Why does AWS Cognito require a client secret when configuring an external IdP (Azure AD)?

Shuzheng

7/15/24, 11:16 AM

I don't understand why AWS Cognito require a client secret when configuring an external IdP (e.g. Azure AD).

AFAIK, AWS Cognito merely forwards federated identities to the external IdP for (OIDC) authorization code grant flows, which in turn results in access- and ID tokens issued to the app after successful authentication:

The client secret is only needed for AWS Cognito authenticating as a service towards e.g. the Azure AD app registration, but why is that needed?

https://docs.aws.amazon.com/cognito/latest/developerguide/cognito-user-pools-oidc-flow.html

1 + 0

security

single-sign-on

azure

amazon-web-services

oidc

Score:0

Server

Sam Cogan

7/19/24, 7:25 AM

I can only speak for Azure AD, but any authentication in Azure AD has to be done in the context of an app registration so that it knows who is asking for the authentication, and most importantly that the user or administrator is consenting for that external service to authenticate against Azure AD and retrieve details about the user.

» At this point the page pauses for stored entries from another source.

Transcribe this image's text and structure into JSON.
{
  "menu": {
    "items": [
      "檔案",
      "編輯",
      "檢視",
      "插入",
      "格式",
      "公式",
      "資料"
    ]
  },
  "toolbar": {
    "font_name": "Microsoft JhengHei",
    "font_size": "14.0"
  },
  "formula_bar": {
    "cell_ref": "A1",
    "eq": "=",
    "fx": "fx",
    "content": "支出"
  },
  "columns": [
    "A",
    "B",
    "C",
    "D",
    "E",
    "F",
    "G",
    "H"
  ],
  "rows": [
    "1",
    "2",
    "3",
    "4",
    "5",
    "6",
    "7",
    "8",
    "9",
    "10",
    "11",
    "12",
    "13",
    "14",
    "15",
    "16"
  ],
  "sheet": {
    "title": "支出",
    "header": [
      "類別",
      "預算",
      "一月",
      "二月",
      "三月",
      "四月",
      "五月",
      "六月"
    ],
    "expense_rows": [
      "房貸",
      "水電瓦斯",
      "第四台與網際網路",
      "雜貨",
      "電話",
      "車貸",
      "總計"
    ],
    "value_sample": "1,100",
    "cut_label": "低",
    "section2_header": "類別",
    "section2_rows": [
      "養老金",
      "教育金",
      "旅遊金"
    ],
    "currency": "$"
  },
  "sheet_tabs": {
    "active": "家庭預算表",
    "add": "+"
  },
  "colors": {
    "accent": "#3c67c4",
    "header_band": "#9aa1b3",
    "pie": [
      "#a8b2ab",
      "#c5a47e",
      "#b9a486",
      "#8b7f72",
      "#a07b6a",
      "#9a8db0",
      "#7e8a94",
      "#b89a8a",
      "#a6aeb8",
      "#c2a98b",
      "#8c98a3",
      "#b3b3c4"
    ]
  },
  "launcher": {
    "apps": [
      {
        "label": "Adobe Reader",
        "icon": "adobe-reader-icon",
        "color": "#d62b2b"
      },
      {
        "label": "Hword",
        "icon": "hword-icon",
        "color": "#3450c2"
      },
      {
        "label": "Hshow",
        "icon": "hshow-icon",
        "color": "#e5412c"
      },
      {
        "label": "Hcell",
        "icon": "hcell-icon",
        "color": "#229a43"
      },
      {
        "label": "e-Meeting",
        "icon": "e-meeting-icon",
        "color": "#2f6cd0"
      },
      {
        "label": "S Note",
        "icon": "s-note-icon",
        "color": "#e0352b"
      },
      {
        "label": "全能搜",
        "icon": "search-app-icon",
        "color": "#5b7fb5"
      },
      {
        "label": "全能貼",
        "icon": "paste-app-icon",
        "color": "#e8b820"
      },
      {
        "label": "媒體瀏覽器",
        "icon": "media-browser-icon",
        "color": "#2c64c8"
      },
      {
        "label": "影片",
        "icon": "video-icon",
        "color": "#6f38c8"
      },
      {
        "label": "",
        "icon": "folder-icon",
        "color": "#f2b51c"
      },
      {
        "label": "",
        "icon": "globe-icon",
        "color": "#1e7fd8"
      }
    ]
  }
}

The authentication request will return information about the user to Cognito, depending on what is asked for this could just be a very simple token, or it could contain lots of information about the user and the organisation, Azure AD requires the user or company to consent to this sharing, and so this consent needs to be recorded against an app registration, and so Cognito needs to be able to authenticate as this app registration.

+ 3

Shuzheng

7/20/24, 9:28 AM

Thank you. I get your idea that Cognito is using the client secret to consent to the scopes being requested. But in this case, the user is actually redirected to Azure AD by Cognito, with a reply URL pointing to Cognito itself, for the authorization code grant flow (OAuth2). Hence from the user's perspective, the authentication flow is identical to any other application utilizing OIDC for authentication against Azure AD

Sam Cogan

7/24/24, 7:56 AM

That doesn't really matter, the authentication is still happening against Azure AD, which requires an app and a scope for the credentials. This is true for any OIDC authentication, it is just the way AAD works.

Shuzheng

7/24/24, 11:12 AM

Of course, but if you consider authorization code grant flow against Azure AD, there is no client secret. The user is authenticated by means of their credentials and is redirected back to the application with an code. In this case, the redirection goes to AWS Cognito (hosted UI) instead

Elon Musk

I sit in a Tesla and translated this thread with Ai:

EN: Why does AWS Cognito require a client secret when configuring an external IdP (Azure AD)?

Post an answer

Most people don’t grasp that asking a lot of questions unlocks learning and improves interpersonal bonding. In Alison’s studies, for example, though people could accurately recall how many questions had been asked in their conversations, they didn’t intuit the link between questions and liking. Across four studies, in which participants were engaged in conversations themselves or read transcripts of others’ conversations, people tended not to realize that question asking would influence—or had influenced—the level of amity between the conversationalists.